I've done both.  My preference is to run OSPF (or choose your dynamic routing protocol) to switches that support sub-interfaces (ie - most Junipers) thus severing any Layer 2 / bridge loop goofiness and shrinking your broadcast/failure domains.  These sub-interfaces are then segmented by VRF/vRouter/(choose your terminology) which are then assigned to security zones on the PAN.  Then, interVRF matches interZone and intraVRF matches intraZone.  Anything traversing between VRFs must hit the PAN and be processed (ie - VRF Segmentation)

Where are you running you vlan gateways?

Gateways are pushed down by OSPF.  You would most likely be pushing the local VLAN GW with DHCP.  OSPF would take care of it from there.  Does that make sense?

So your SVIs run on layer 3 interfaces/sub-interfaces on the Palos. I would be running mine on a pair of Cat9ks one layer southbound. 

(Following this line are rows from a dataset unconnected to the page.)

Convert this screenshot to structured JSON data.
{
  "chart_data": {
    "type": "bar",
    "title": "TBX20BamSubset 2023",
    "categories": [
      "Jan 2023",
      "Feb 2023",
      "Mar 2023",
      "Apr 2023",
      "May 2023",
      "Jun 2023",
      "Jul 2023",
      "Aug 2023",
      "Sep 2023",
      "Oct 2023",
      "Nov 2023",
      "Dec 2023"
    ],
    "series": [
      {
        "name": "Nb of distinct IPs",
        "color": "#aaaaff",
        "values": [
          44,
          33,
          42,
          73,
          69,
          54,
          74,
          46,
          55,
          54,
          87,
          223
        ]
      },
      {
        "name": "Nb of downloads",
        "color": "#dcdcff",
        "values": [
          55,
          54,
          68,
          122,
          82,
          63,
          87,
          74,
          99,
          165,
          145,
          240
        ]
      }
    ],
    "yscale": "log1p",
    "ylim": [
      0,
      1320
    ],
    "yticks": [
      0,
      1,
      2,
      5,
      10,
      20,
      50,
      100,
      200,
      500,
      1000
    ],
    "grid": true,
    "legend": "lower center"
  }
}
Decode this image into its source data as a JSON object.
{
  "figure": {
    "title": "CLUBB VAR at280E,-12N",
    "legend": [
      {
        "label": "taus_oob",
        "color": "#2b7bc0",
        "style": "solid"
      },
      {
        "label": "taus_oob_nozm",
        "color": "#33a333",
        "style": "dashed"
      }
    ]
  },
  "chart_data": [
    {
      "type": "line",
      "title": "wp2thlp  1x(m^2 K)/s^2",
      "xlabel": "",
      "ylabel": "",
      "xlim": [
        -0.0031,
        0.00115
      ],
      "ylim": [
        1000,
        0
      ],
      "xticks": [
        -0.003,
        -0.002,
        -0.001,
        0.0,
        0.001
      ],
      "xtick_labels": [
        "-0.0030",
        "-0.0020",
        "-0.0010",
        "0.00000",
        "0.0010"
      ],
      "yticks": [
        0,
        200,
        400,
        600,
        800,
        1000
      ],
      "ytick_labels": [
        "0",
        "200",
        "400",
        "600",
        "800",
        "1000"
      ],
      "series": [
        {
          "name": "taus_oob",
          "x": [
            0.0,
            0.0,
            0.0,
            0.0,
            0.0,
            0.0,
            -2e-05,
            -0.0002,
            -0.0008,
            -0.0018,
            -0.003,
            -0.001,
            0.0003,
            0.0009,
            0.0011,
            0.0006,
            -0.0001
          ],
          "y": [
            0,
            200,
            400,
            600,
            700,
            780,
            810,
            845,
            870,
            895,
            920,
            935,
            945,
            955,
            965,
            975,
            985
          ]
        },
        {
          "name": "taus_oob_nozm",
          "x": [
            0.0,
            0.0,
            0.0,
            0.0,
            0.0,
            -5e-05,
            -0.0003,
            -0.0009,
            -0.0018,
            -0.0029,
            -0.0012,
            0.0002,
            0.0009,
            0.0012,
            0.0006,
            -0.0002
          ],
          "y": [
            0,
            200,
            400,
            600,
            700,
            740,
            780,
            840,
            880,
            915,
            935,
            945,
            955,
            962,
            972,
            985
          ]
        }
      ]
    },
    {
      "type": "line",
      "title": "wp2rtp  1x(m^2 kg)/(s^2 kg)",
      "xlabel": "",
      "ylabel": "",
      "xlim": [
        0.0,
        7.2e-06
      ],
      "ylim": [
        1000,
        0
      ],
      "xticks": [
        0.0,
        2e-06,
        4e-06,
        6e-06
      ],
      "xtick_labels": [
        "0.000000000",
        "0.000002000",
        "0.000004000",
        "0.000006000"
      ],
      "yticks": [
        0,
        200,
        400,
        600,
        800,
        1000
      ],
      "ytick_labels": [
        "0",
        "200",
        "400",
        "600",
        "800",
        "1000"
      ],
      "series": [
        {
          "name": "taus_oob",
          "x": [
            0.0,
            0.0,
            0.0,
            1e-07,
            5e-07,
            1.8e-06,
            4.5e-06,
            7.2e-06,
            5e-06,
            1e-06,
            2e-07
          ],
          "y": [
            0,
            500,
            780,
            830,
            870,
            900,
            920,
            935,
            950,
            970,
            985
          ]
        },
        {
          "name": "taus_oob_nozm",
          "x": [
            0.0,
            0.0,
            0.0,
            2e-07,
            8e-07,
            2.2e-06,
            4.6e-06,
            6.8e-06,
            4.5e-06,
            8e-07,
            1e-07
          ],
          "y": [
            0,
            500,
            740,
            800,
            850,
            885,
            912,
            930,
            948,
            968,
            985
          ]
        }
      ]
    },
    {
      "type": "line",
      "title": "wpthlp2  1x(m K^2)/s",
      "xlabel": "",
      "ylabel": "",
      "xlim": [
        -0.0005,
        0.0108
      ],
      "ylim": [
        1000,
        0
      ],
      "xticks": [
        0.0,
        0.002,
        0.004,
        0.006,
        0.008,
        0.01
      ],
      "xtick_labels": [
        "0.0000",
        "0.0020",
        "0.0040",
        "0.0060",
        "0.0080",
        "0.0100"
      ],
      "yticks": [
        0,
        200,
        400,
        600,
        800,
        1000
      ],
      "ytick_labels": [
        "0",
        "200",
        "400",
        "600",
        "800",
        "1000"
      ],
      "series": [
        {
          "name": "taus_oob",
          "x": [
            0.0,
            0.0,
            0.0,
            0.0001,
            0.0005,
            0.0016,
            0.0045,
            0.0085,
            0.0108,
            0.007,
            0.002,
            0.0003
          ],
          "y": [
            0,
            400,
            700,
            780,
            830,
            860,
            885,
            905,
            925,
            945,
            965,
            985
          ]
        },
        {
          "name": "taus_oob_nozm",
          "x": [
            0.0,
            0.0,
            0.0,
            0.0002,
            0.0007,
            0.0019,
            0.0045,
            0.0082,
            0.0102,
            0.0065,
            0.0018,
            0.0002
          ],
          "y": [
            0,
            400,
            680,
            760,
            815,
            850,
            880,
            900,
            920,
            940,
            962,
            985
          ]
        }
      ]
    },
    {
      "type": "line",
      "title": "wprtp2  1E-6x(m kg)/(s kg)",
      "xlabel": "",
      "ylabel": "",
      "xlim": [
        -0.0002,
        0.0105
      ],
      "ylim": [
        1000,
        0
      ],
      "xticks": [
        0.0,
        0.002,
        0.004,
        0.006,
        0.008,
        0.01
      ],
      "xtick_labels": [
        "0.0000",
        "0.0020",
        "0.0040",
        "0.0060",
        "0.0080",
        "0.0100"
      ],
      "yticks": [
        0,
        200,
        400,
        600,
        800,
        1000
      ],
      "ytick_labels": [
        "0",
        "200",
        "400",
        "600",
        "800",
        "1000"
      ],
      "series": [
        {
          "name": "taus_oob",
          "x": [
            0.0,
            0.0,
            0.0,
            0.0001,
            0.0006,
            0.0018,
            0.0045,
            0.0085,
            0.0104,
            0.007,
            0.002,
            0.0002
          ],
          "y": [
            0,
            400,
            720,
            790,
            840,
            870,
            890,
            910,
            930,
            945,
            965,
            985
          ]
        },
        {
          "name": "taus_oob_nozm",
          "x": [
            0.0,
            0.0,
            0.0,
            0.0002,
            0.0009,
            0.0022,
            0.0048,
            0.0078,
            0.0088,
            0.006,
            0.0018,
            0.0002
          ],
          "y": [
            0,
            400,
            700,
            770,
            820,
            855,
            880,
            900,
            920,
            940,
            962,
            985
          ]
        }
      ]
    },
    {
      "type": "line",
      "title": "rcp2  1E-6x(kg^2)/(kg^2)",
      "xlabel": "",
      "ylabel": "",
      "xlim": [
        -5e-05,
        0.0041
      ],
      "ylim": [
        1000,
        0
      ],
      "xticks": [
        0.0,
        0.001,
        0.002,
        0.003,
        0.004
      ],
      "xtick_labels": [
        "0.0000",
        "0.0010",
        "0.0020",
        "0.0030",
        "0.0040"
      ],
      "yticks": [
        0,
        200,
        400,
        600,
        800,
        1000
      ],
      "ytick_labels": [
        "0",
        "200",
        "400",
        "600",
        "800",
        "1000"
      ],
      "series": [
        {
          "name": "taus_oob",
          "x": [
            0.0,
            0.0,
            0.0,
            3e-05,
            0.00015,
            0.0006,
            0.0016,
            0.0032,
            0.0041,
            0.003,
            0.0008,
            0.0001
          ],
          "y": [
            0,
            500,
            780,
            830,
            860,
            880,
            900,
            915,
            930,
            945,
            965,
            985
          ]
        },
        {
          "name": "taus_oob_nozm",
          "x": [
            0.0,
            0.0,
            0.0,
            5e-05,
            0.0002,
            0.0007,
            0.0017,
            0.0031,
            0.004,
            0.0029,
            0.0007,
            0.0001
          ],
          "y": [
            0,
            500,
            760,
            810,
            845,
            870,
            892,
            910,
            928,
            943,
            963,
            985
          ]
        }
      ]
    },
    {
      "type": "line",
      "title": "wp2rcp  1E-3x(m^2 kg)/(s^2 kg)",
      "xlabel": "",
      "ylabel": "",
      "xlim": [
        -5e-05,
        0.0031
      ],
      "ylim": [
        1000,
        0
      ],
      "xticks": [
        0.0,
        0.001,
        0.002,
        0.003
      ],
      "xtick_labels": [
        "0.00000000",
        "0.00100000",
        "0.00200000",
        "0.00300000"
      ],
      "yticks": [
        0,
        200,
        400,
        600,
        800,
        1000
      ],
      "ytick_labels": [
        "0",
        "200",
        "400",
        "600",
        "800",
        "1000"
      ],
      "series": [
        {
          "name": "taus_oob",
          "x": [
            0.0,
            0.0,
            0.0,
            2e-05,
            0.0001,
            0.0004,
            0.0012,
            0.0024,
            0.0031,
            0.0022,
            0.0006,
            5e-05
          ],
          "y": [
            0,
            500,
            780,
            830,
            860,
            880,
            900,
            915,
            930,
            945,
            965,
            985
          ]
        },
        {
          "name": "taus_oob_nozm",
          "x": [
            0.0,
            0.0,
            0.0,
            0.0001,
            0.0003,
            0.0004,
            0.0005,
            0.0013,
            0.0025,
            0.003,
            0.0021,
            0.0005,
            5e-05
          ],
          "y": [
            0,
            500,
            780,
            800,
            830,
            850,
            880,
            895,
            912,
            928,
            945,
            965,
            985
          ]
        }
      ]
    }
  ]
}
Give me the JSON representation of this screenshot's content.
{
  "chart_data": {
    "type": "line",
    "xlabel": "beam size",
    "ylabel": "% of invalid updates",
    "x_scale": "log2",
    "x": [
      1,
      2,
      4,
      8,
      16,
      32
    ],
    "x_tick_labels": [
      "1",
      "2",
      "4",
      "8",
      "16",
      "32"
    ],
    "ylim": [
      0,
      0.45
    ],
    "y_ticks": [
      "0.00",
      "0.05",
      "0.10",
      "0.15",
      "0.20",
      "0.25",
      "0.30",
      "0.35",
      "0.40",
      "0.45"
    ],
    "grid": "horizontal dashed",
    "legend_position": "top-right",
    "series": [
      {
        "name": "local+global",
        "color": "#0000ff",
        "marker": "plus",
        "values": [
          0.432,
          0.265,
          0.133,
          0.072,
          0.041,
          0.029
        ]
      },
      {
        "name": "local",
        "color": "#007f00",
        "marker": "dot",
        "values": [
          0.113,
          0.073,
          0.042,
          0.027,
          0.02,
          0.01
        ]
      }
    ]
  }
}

You can either span the vlan all the way through to the PAN subinterfaces or route between the PAN & the 9Ks.  I prefer routing between the two and like I mentioned before, breaking up my security zones using VRF and redistributing your default gateway(s) with a dynamic routing protocol.  You can do VRF on the 9Ks all day long.

So what are you doing to redistribute routes and default routes into vrfs and global route tables?

That depends on your design and preferences.  You can create a 0.0.0.0/0 static route on the PAN and redistribute from there.  If you are running internet facing routers, you can redistribute from there back into the PAN.  Or, you can have your ISP redistribute the default into your internet facing routers and back down through.  It's really up to you.